Interview von Thomas Hürner

Lange Schlangen bildeten sich vor den Rathäusern, die Bevölkerung auch im Landkreis Dachau zeigte großes Interesse am Volksbegehren Artenvielfalt. Der Bayerische Bauernverband und seine Kreisvertretung Dachau kritisierten den Gesetzesentwurf scharf. Ein Gespräch mit der Kreisbäuerin Emmi Westermeier über Wertschätzung für Bauern und die Anforderungen an die Landwirte.

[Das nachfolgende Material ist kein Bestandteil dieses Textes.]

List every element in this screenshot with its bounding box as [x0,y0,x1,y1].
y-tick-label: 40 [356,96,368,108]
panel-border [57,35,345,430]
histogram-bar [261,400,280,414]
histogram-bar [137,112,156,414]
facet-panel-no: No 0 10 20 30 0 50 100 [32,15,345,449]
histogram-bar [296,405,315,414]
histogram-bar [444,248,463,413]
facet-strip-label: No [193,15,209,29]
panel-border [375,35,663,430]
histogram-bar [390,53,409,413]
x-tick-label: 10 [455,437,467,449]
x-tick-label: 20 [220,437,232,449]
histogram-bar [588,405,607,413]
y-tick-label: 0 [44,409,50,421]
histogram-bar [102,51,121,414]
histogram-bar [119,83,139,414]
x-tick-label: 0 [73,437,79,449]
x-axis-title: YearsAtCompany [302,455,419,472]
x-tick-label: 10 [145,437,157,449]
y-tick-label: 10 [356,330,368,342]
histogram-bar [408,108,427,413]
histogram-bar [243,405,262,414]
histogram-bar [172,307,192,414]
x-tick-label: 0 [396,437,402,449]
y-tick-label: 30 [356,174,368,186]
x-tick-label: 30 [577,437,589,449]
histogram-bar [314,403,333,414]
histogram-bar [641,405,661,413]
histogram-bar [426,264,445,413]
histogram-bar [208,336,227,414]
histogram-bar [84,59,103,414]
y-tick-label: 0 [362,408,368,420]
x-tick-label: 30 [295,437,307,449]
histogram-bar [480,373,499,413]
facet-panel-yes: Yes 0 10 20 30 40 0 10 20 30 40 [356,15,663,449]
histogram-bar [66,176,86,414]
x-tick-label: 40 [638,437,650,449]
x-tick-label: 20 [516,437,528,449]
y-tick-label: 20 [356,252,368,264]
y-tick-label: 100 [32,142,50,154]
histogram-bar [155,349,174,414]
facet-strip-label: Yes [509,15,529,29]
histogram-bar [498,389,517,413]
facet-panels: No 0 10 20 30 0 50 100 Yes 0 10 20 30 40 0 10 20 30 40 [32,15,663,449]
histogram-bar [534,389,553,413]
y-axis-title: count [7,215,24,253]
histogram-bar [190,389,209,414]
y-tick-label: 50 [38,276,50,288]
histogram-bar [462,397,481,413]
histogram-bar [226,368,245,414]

SZ: 18,4 Prozent der Wahlberechtigten in Bayern haben für das Volksbegehren Artenvielfalt unterschrieben - im Landkreis sogar 22,9 Prozent. Was könnte das für die Bauern in Bayern bedeuten?

Emmi Westermeier: Dass so viele Menschen zum Bürgerbegehren gehen, ist einerseits natürlich sehr gut. Andererseits muss man bedenken, dass 82 Prozent nicht abgestimmt haben. Einige davon, weil es sie nicht interessiert, andere aber, weil sie dagegen sind. Wir denken und hoffen, dass man die Interessen der Landwirtschaft berücksichtigt, denn diese kommen in der öffentlichen Wahrnehmung inzwischen deutlich zu kurz. Wenn ich mich beispielsweise in sozialen Netzwerken umsehe, dann gibt es viele, die glauben, dass die Bauern absolute Narrenfreiheit genießen. So werden wir keine gemeinsame Lösung finden.

Blühstreifen am Mitterwiedenhof in Vierkirchen. Solche wilden Feldraine könnten bald auch in Bayern Gesetz werden. Nicht allen Bauern gefällt das. (Foto: Toni Heigl)

Wie könnte diese Lösung aussehen?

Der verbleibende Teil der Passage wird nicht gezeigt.